The government of one of the richest states in one of the world’s wealthiest economies – and with the highest emissions per capita – argues that “action now runs the risk of being expensive yet ineffective and harmful to those in the community least able to afford the additional costs.”
The assessment by Energy Minister McArdle, in his submission to the Renewable Energy Targt Review, runs counter to most economic analysis, which shows that early action is important because it will end up being cheaper.
The International Energy Agency, a conservative institution based in Europe, highlighted in a recent report that delays in decarbonising the world’s electricity markets had already lifted the cost of combating climate change by $8 trillion to $44 trillion. But it says these costs can be offset three-fold by reduced fossil fuel costs.
Queensland, however, wants to dig up and extract and sell all its fossil fuels. Premier Campbell Newman has made it his mission to do so, and yesterday we reported on how the state was supporting a proposal to build a new 800MW coal-fired power station in the north, at a cost of $1.8 billion.
The report into that proposal made it clear that the plant would need subsidies from the government to help pay for a transmission line, as well as “protection” from the government against future carbon prices.
But McArdle’s team argues that the RET should be reconfigured so that subsidies to renewables are removed. He takes a leaf out of the book of conservative pin-up boy Bjorn Lomborg, in suggesting that renewables should not be deployed until they are “cost competitive” – which ignores the reality that deployment is the best way to bring down costs such as manufacturing, installation, maintenance and finance.
This is what the submission says:
“In general there is a strong argument that low emissions technologies should not be deployed until they are economically viable in a commercial setting.
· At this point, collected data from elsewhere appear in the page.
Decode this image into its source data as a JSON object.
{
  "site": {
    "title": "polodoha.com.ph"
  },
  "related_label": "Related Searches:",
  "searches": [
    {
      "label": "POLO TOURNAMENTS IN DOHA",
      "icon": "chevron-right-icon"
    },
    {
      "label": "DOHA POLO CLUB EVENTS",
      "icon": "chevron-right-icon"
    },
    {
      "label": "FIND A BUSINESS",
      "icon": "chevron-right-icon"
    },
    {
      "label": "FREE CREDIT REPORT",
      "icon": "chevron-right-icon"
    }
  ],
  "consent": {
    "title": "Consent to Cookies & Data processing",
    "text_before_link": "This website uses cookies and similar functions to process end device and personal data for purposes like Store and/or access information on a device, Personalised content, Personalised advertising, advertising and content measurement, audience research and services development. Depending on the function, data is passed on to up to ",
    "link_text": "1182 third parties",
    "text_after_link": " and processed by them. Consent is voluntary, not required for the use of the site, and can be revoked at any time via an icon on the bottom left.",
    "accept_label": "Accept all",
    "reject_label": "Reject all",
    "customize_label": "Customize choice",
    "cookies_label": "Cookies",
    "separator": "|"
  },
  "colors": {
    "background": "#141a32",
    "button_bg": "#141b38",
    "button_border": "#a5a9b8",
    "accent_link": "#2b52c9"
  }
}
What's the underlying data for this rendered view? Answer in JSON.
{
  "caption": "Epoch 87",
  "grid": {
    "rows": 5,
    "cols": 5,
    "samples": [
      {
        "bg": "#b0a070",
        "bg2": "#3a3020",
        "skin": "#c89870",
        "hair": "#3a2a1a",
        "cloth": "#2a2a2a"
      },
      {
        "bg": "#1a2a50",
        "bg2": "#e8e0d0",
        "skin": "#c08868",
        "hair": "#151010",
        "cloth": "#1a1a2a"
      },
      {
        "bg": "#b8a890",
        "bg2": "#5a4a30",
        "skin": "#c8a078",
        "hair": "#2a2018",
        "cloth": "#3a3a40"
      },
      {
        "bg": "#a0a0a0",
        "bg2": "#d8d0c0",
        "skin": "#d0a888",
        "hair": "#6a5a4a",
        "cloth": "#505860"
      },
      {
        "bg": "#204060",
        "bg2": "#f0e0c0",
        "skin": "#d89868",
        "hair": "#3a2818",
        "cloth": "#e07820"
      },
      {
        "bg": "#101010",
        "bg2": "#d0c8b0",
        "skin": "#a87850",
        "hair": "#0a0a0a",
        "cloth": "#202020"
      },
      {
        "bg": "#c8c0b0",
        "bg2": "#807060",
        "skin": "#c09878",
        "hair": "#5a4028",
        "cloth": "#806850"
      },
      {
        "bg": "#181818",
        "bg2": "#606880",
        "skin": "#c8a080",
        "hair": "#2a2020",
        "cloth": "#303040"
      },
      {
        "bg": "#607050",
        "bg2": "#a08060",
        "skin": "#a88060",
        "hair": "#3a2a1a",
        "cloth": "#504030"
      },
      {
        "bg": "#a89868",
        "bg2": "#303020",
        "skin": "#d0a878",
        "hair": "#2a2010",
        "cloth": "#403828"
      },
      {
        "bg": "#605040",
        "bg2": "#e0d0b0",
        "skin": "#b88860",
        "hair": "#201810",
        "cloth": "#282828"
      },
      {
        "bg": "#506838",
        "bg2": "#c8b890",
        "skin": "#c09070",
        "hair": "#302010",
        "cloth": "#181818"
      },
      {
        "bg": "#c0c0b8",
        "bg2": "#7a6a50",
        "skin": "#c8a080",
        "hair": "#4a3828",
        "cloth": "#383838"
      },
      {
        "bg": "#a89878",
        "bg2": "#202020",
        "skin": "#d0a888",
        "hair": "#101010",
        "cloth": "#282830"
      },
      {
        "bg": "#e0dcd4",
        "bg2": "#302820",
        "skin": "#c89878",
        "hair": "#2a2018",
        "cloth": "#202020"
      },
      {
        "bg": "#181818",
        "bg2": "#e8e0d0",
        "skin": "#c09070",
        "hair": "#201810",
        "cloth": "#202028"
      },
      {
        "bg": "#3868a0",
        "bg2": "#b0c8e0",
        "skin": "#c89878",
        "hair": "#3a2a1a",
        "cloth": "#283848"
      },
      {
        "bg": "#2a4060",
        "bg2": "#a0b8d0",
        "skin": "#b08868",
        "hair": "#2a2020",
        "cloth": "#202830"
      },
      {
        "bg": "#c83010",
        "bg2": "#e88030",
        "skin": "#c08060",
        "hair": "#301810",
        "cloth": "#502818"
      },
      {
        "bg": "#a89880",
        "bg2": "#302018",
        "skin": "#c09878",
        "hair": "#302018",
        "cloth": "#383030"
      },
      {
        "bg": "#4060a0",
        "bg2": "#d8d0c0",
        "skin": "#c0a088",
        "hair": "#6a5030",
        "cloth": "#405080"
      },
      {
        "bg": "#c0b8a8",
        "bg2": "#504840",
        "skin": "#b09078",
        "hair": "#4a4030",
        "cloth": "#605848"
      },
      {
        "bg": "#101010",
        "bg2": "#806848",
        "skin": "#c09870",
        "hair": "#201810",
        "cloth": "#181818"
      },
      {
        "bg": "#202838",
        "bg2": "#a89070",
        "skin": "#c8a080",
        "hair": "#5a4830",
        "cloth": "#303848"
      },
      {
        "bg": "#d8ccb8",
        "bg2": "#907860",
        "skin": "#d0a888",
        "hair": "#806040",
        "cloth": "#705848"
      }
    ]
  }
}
Society might well benefit more by:
- deferring action to reduce emissions so that the economy’s growth is not impeded;
- allocating funds now to research and develop low emissions generating technologies which are capable of performing comparably to existing fossil fuelled generating plant; and
- in the future when society is wealthier, deploying the new low emissions technologies at times when doing so does not diminish welfare.
“Action now runs the risk of being expensive yet ineffective and harmful to those in in the community least able to afford the additional costs.”
By Queensland’s own admission, it has built hardly any large-scale renewable projects, despite the RET being in place for many years. No wind farms have been built, and McArdle can only point to a $120 million, 38MW cogeneration plant that generates enough electricity for one-third of Mackay.
At the small-scale, however, Queensland has installed 1.1GW of rooftop solar on one in six of the state’s households. This is frustrating the government, because the state-based tariffs were so generous that 84,000 houses now don’t pay a bill, meaning that the state-owned network assets are losing out on revenue.
Queensland argues that renewable generation should only occur in instances where new generation is required, or traditional generators reach the end of their economic lives.
“It should not be brought forward until the wholesale market has clearly signalled a need for it through appropriate price signals set by the balance of supply and demand.”
Such a move would likely defer any renewable projects for a decade, according to the recent demand update from the Australian Market Operator. It is also blatant self-interest: Queensland has had to close down significant amounts of coal and gas capacity in the last 18 months, blaming the impact of solar. It is now trying to sell those assets.
The submission also notes that the cost of the LRET to consumers is $3.95/MWh. Some perspective is needed here. The average household pay $280/MWh for their electricity, not including a fixed charge of more than $300 a year. Rising gas prices and network costs have accounted for the bulk of increases in the latest year.